Review: Bill Jones, The Black Swan Folk Club, York, July 11

A MOST unexpected and welcome return. Bill (Belinda) Jones was one of the very finest folk singers to emerge with the new Millennium, but semi-retired from music to raise her three boys.

It has been a very long wait, the tantalising prospect of new shows in 2006… 2007… 2008 never materialised. Fifteen years on, Jones is creeping back into the music business.

The empty seats pointed to the lack of fanfare about this re-emergence, and you sense Jones is content to keep things low key while she finds her touring confidence.
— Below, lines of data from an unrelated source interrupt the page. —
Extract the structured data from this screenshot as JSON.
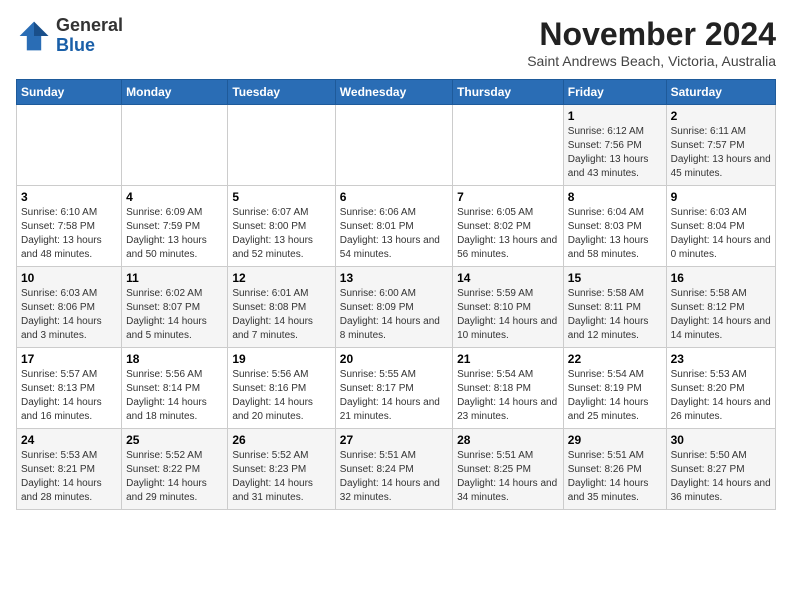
{
  "header": {
    "logo_line1": "General",
    "logo_line2": "Blue",
    "month": "November 2024",
    "location": "Saint Andrews Beach, Victoria, Australia"
  },
  "weekdays": [
    "Sunday",
    "Monday",
    "Tuesday",
    "Wednesday",
    "Thursday",
    "Friday",
    "Saturday"
  ],
  "weeks": [
    [
      {
        "day": "",
        "info": ""
      },
      {
        "day": "",
        "info": ""
      },
      {
        "day": "",
        "info": ""
      },
      {
        "day": "",
        "info": ""
      },
      {
        "day": "",
        "info": ""
      },
      {
        "day": "1",
        "info": "Sunrise: 6:12 AM\nSunset: 7:56 PM\nDaylight: 13 hours and 43 minutes."
      },
      {
        "day": "2",
        "info": "Sunrise: 6:11 AM\nSunset: 7:57 PM\nDaylight: 13 hours and 45 minutes."
      }
    ],
    [
      {
        "day": "3",
        "info": "Sunrise: 6:10 AM\nSunset: 7:58 PM\nDaylight: 13 hours and 48 minutes."
      },
      {
        "day": "4",
        "info": "Sunrise: 6:09 AM\nSunset: 7:59 PM\nDaylight: 13 hours and 50 minutes."
      },
      {
        "day": "5",
        "info": "Sunrise: 6:07 AM\nSunset: 8:00 PM\nDaylight: 13 hours and 52 minutes."
      },
      {
        "day": "6",
        "info": "Sunrise: 6:06 AM\nSunset: 8:01 PM\nDaylight: 13 hours and 54 minutes."
      },
      {
        "day": "7",
        "info": "Sunrise: 6:05 AM\nSunset: 8:02 PM\nDaylight: 13 hours and 56 minutes."
      },
      {
        "day": "8",
        "info": "Sunrise: 6:04 AM\nSunset: 8:03 PM\nDaylight: 13 hours and 58 minutes."
      },
      {
        "day": "9",
        "info": "Sunrise: 6:03 AM\nSunset: 8:04 PM\nDaylight: 14 hours and 0 minutes."
      }
    ],
    [
      {
        "day": "10",
        "info": "Sunrise: 6:03 AM\nSunset: 8:06 PM\nDaylight: 14 hours and 3 minutes."
      },
      {
        "day": "11",
        "info": "Sunrise: 6:02 AM\nSunset: 8:07 PM\nDaylight: 14 hours and 5 minutes."
      },
      {
        "day": "12",
        "info": "Sunrise: 6:01 AM\nSunset: 8:08 PM\nDaylight: 14 hours and 7 minutes."
      },
      {
        "day": "13",
        "info": "Sunrise: 6:00 AM\nSunset: 8:09 PM\nDaylight: 14 hours and 8 minutes."
      },
      {
        "day": "14",
        "info": "Sunrise: 5:59 AM\nSunset: 8:10 PM\nDaylight: 14 hours and 10 minutes."
      },
      {
        "day": "15",
        "info": "Sunrise: 5:58 AM\nSunset: 8:11 PM\nDaylight: 14 hours and 12 minutes."
      },
      {
        "day": "16",
        "info": "Sunrise: 5:58 AM\nSunset: 8:12 PM\nDaylight: 14 hours and 14 minutes."
      }
    ],
    [
      {
        "day": "17",
        "info": "Sunrise: 5:57 AM\nSunset: 8:13 PM\nDaylight: 14 hours and 16 minutes."
      },
      {
        "day": "18",
        "info": "Sunrise: 5:56 AM\nSunset: 8:14 PM\nDaylight: 14 hours and 18 minutes."
      },
      {
        "day": "19",
        "info": "Sunrise: 5:56 AM\nSunset: 8:16 PM\nDaylight: 14 hours and 20 minutes."
      },
      {
        "day": "20",
        "info": "Sunrise: 5:55 AM\nSunset: 8:17 PM\nDaylight: 14 hours and 21 minutes."
      },
      {
        "day": "21",
        "info": "Sunrise: 5:54 AM\nSunset: 8:18 PM\nDaylight: 14 hours and 23 minutes."
      },
      {
        "day": "22",
        "info": "Sunrise: 5:54 AM\nSunset: 8:19 PM\nDaylight: 14 hours and 25 minutes."
      },
      {
        "day": "23",
        "info": "Sunrise: 5:53 AM\nSunset: 8:20 PM\nDaylight: 14 hours and 26 minutes."
      }
    ],
    [
      {
        "day": "24",
        "info": "Sunrise: 5:53 AM\nSunset: 8:21 PM\nDaylight: 14 hours and 28 minutes."
      },
      {
        "day": "25",
        "info": "Sunrise: 5:52 AM\nSunset: 8:22 PM\nDaylight: 14 hours and 29 minutes."
      },
      {
        "day": "26",
        "info": "Sunrise: 5:52 AM\nSunset: 8:23 PM\nDaylight: 14 hours and 31 minutes."
      },
      {
        "day": "27",
        "info": "Sunrise: 5:51 AM\nSunset: 8:24 PM\nDaylight: 14 hours and 32 minutes."
      },
      {
        "day": "28",
        "info": "Sunrise: 5:51 AM\nSunset: 8:25 PM\nDaylight: 14 hours and 34 minutes."
      },
      {
        "day": "29",
        "info": "Sunrise: 5:51 AM\nSunset: 8:26 PM\nDaylight: 14 hours and 35 minutes."
      },
      {
        "day": "30",
        "info": "Sunrise: 5:50 AM\nSunset: 8:27 PM\nDaylight: 14 hours and 36 minutes."
      }
    ]
  ]
}
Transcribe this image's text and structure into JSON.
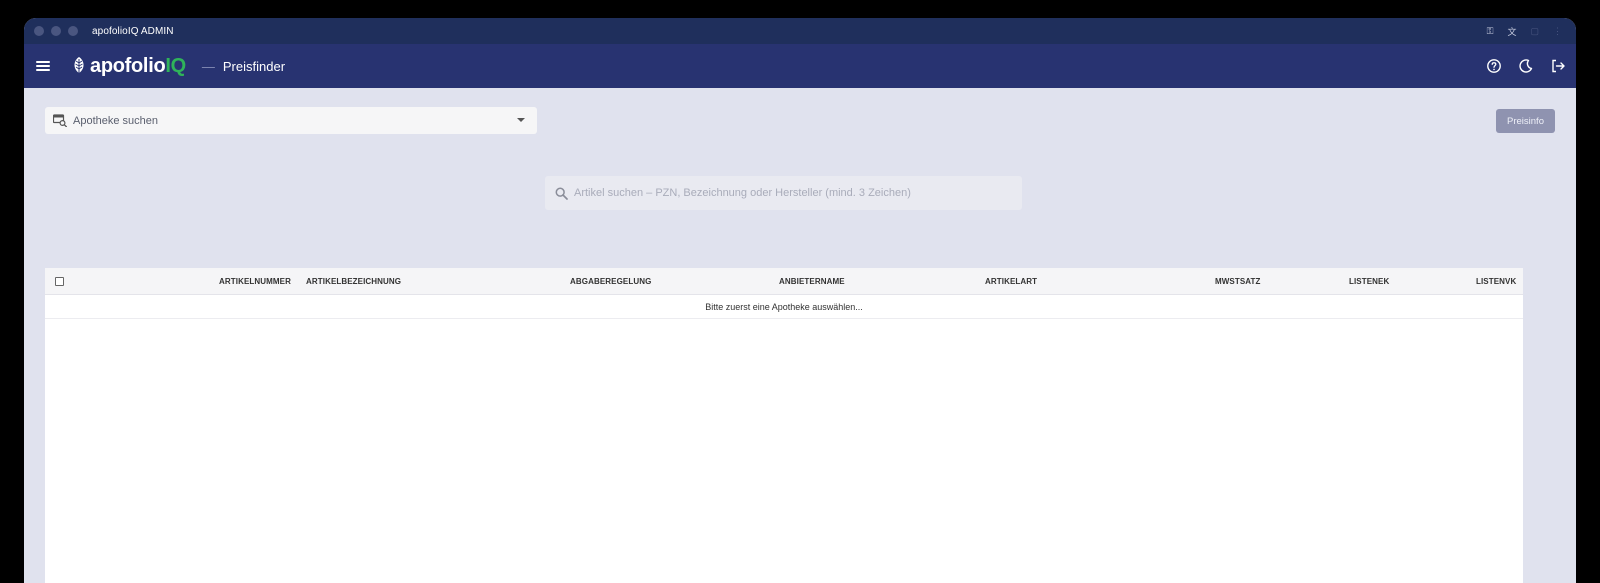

In person she was lovely company, with her fiddle player Jean Pierre Garde adding depth.

This was her third visit to the Black Swan, and the voice is unchanged. It is a thing of great beauty, her Staffordshire upbringing mixed with her adult life in the North East creates the sort of tone that could lure the most hard bitten of sailors into fathomless leagues.

Showcasing new material from her just released Wonderful Fairytale record, Jones has cleverly adapted traditional materials to give them a fresh twist, but without losing an iota of feel. Caden’s Tune is a lullaby threw gritted teeth that rings with authenticity while The Wear County Line is an enjoyable paean to her Sunderland home. The pick of the rich crop is Myself At Home, refracting her child-rearing years with a swooning melody by Jones and aching words by American poet and singer Anne Hills.

Like the best folk music, Jones brings a relevance to even the most archaic tunes. While the body count in folk music is high, Jones invests her female protagonists with greater power. The white bones in the Susquehanna river are male.

It was wonderful to see this folk force return, and already in full sail.